There is no grounds, therefore, for claiming that fMRI or any other neuroimaging technique can be used to diagnose PTSD. Accepted, the groups’ claims relate to future uses of fMRI, presumably an off-hand to an ill-informed news source. Nevertheless, this is an irresponsible comment given that there is currently no consensus among researchers about what the neural correlates of PTSD actually are. Sure, your study may have pointed to differences in prefrontal cortex and amygdala, but these areas are 1) associated with a host of executive and emotional processes, and 2) in the case of the prefronal cortex (or even the dorsolateral prefrontal cortex), extremely large and therefore unspecific.

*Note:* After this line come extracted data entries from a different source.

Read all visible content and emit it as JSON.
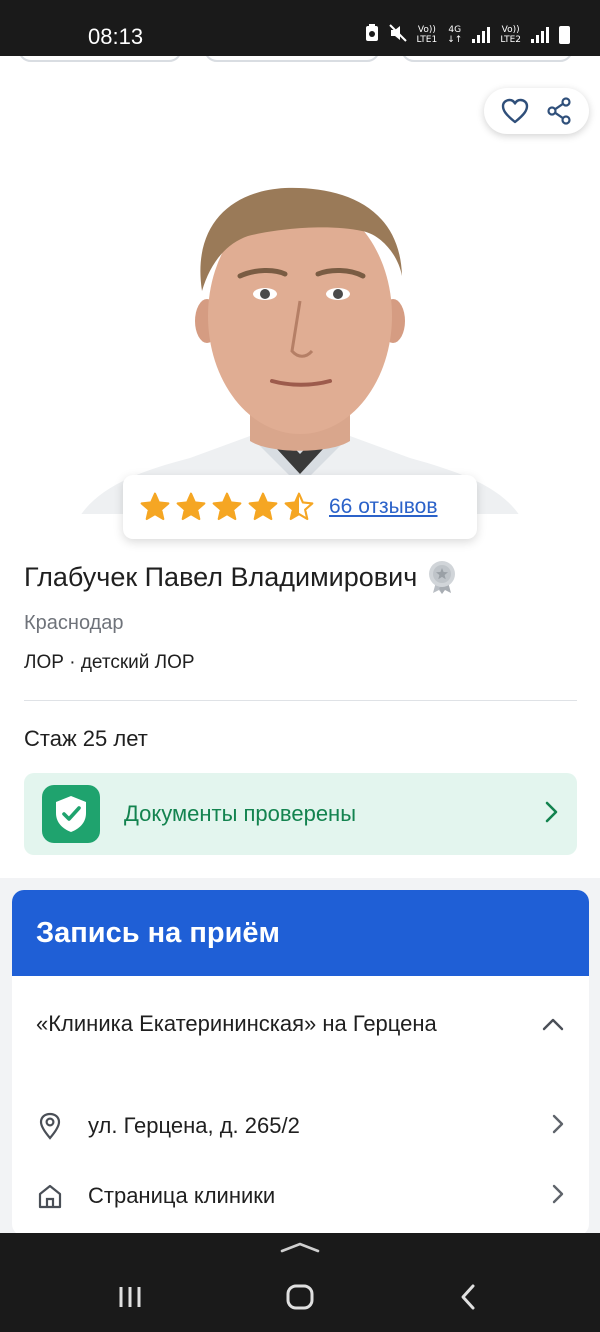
{
  "status_bar": {
    "time": "08:13",
    "icons": [
      "battery-saver-icon",
      "mute-icon",
      "volte-lte1-icon",
      "4g-icon",
      "signal-icon",
      "volte-lte2-icon",
      "signal-icon",
      "battery-icon"
    ],
    "lte1_top": "Vo))",
    "lte1_bottom": "LTE1",
    "net_top": "4G",
    "net_bottom": "↓↑",
    "lte2_top": "Vo))",
    "lte2_bottom": "LTE2"
  },
  "actions": {
    "favorite_icon": "heart-icon",
    "share_icon": "share-icon"
  },
  "rating": {
    "value": 4.5,
    "max": 5,
    "reviews_label": "66 отзывов",
    "star_color": "#f5a623"
  },
  "doctor": {
    "name": "Глабучек Павел Владимирович",
    "city": "Краснодар",
    "specialty_main": "ЛОР",
    "specialty_separator": " · ",
    "specialty_extra": "детский ЛОР",
    "experience": "Стаж 25 лет",
    "documents_verified": "Документы проверены"
  },
  "booking": {
    "title": "Запись на приём",
    "clinic_name": "«Клиника Екатерининская» на Герцена",
    "address": "ул. Герцена, д. 265/2",
    "clinic_page": "Страница клиники",
    "accent_color": "#1f5fd6"
  },
  "colors": {
    "verified_bg": "#e3f5ee",
    "verified_text": "#13834f",
    "link": "#2b62c9"
  }
}
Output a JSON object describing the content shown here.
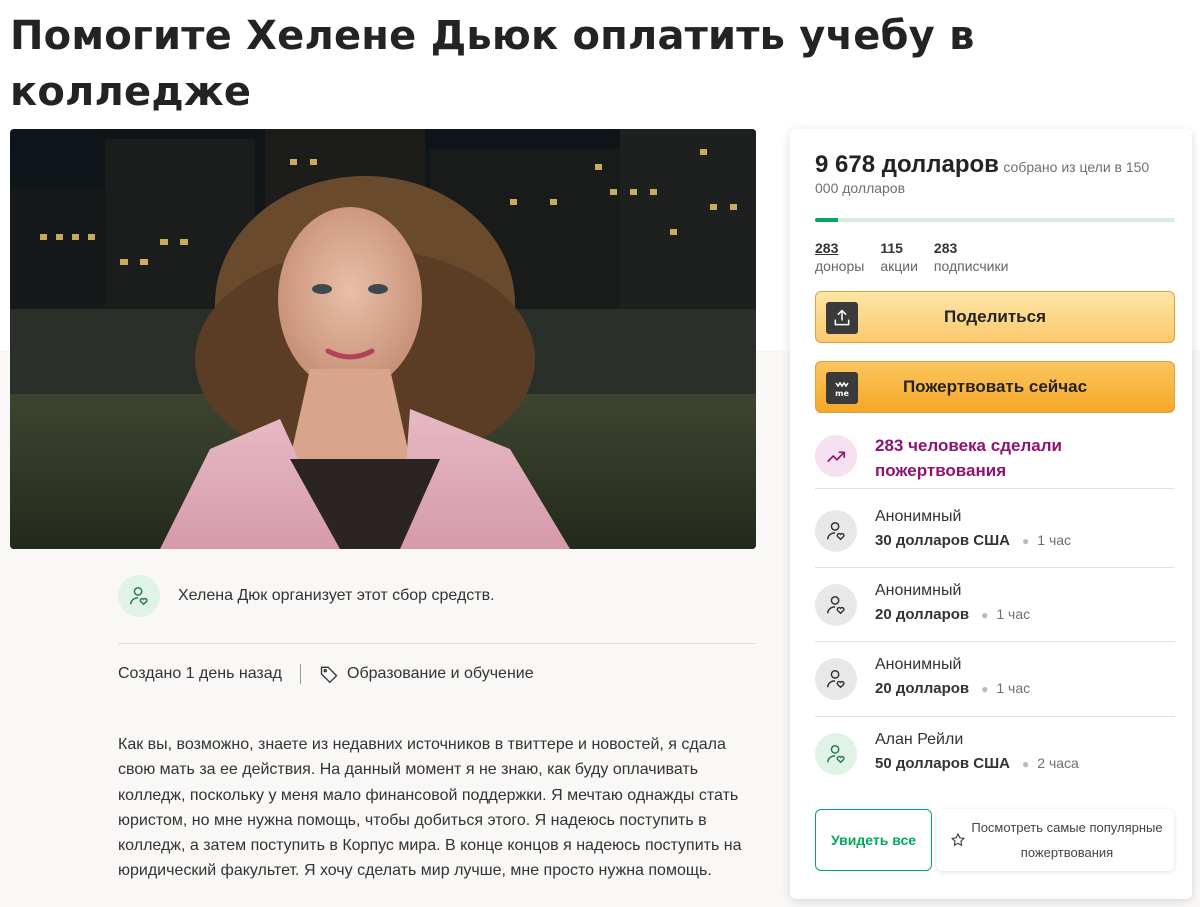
{
  "title": "Помогите Хелене Дьюк оплатить учебу в колледже",
  "organizer": {
    "text": "Хелена Дюк организует этот сбор средств."
  },
  "meta": {
    "created": "Создано 1 день назад",
    "category": "Образование и обучение"
  },
  "story": "Как вы, возможно, знаете из недавних источников в твиттере и новостей, я сдала свою мать за ее действия. На данный момент я не знаю, как буду оплачивать колледж, поскольку у меня мало финансовой поддержки. Я мечтаю однажды стать юристом, но мне нужна помощь, чтобы добиться этого. Я надеюсь поступить в колледж, а затем поступить в Корпус мира. В конце концов я надеюсь поступить на юридический факультет. Я хочу сделать мир лучше, мне просто нужна помощь.",
  "card": {
    "raised_amount": "9 678 долларов",
    "goal_text": "собрано из цели в 150 000 долларов",
    "progress_fraction": 0.0645,
    "stats": [
      {
        "value": "283",
        "label": "доноры"
      },
      {
        "value": "115",
        "label": "акции"
      },
      {
        "value": "283",
        "label": "подписчики"
      }
    ],
    "share_label": "Поделиться",
    "donate_label": "Пожертвовать сейчас",
    "donate_icon_text": "me",
    "trend_text": "283 человека сделали пожертвования",
    "donations": [
      {
        "name": "Анонимный",
        "amount": "30 долларов США",
        "time": "1 час"
      },
      {
        "name": "Анонимный",
        "amount": "20 долларов",
        "time": "1 час"
      },
      {
        "name": "Анонимный",
        "amount": "20 долларов",
        "time": "1 час"
      },
      {
        "name": "Алан Рейли",
        "amount": "50 долларов США",
        "time": "2 часа"
      }
    ],
    "see_all_label": "Увидеть все",
    "top_donations_label": "Посмотреть самые популярные пожертвования"
  },
  "colors": {
    "brand_green": "#02a95c",
    "trend_purple": "#8e1373",
    "button_amber": "#f6a827"
  }
}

Alzheimer’s disease is realistically the only cognitive disorder, where researchers have come close to developing a neuroimaging diagnosis. This is because Alzheimer’s has a very specific neuropathology that is clearly visible with autopsy. PTSD is absolutely different, any speculation linking PTSD to a neuroimaging diagnosis is distracting and misleading. When there are so many interesting science studies published each week, it is extremely disappointing to see stories such as this grab the limelight.

To conclude…

The short answer to my title question is a firm no. Maybe in the future it will be possible to make diagnoses of this kind, but we are currently not even close to this scenario. Any comments to the contrary are misguided, sensationalist, or downright untrue.